Due to the absence of an invert arch lining in the damaged highway tunnel, it was assessed that the underground water causing the arch damage on the pavement originated from the fissures in the rock layers beneath and on the sides of the lining. Furthermore, the originally designed drainage systems, including subgrade drainage pipes, drainage pipes, and blind ditches, had suffered severe blockages and damage, resulting in inadequate discharge of underground water. In the solution design, the main focus was on clearing and rebuilding the drainage facilities and sealing the rock layer fissures beneath the pavement.


3. Works Design

To avoid disrupting the busy daytime traffic on the highway, our company incorporated a planned approach of nighttime construction and alternating maintenance of the two traffic lanes in the construction design.

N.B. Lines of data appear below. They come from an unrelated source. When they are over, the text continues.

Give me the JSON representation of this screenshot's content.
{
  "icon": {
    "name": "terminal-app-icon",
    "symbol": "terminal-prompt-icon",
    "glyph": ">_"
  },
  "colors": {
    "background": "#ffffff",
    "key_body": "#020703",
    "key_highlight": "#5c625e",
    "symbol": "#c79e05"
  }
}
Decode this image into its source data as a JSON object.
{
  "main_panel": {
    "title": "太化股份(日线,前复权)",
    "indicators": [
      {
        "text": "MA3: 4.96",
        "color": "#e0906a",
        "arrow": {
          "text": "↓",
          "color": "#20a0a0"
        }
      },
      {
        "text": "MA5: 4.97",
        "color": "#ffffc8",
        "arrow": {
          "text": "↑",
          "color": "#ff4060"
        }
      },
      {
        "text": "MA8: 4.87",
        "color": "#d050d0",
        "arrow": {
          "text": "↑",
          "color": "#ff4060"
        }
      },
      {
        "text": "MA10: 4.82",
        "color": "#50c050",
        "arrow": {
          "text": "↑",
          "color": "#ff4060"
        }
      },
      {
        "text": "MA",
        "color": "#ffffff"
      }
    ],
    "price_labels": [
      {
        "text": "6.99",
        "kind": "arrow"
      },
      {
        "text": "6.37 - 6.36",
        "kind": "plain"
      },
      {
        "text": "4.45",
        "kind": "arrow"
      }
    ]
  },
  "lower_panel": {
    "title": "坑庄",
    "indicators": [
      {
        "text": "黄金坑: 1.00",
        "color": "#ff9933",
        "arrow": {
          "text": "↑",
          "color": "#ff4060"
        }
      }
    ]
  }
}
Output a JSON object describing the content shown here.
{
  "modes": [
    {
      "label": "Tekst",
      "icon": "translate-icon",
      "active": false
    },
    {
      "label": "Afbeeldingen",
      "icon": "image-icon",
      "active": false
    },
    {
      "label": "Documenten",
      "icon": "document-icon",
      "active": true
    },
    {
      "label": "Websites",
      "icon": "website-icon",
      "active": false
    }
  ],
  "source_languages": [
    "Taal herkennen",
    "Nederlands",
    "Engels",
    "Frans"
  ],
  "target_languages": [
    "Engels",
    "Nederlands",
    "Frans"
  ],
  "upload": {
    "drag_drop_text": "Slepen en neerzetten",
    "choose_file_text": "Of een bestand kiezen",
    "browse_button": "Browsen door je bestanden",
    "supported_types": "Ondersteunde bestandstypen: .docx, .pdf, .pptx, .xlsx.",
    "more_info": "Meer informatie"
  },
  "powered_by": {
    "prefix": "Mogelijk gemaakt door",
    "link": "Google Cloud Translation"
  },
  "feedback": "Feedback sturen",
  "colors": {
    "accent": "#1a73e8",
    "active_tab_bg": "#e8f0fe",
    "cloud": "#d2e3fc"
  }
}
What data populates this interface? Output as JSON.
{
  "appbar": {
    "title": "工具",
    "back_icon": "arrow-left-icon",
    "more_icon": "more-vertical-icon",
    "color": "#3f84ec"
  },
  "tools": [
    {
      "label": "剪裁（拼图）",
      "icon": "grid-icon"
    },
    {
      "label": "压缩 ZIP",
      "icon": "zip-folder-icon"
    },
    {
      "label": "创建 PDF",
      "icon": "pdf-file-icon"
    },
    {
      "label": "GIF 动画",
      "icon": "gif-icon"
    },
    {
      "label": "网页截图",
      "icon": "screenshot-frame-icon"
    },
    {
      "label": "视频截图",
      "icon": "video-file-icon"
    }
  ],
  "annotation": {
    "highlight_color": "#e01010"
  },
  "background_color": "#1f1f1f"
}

For the reconstruction of drainage facilities beneath the lining on both sides, we employed a combination of pipeline imaging and manual observation to identify blockages and damaged areas. We then proceeded with clearing and reconstruction according to the original design specifications.

In the case of sealing rock layer fissures, we first confirmed the condition of the fissures using ground-penetrating radar. Subsequently, we utilized a low-expansion, high-compressive strength rapid-setting PU resin for injection to seal the fissures and reinforce the joint surfaces effectively.

4. Works Process

Due to the construction time constraints, which were limited to the period between 21:00 in the evening to 06:00 the following morning, the construction process was optimized for efficiency. High-efficiency pneumatic drilling machines are employed in conjunction with dust extraction systems during works to minimize dust generation and pollution.

To prevent damage to the road, small 15mm diameter boreholes were used for grouting, with injection pressures below 3000kPa, ensuring that no rock fracturing or pavement uplift occurred. Following the completion of each injection hole, high-strength grout was immediately used to seal the hole, and bitumen aggregate filling was compacted to maintain road surface smoothness after construction. This enabled the road to be immediately put back into service once maintenance is completed.


5. Results

For this project, approximately 350 injection holes were distributed across the two-lane tunnel pavement. Through the effective coordination and management of experienced on-site engineers, within the contract timeframe, the voids that had formed due to arching in the weak rock layers, cavities, and the interface between the subgrade and the bottom layer beneath the pavement were completely filled.

Subsequent ground-penetrating radar inspections were conducted, and the improvement achieved exceeded the design objectives. As a result, the highway tunnel pavement hydraulic damage repair work was successfully completed to the satisfaction of all parties involved.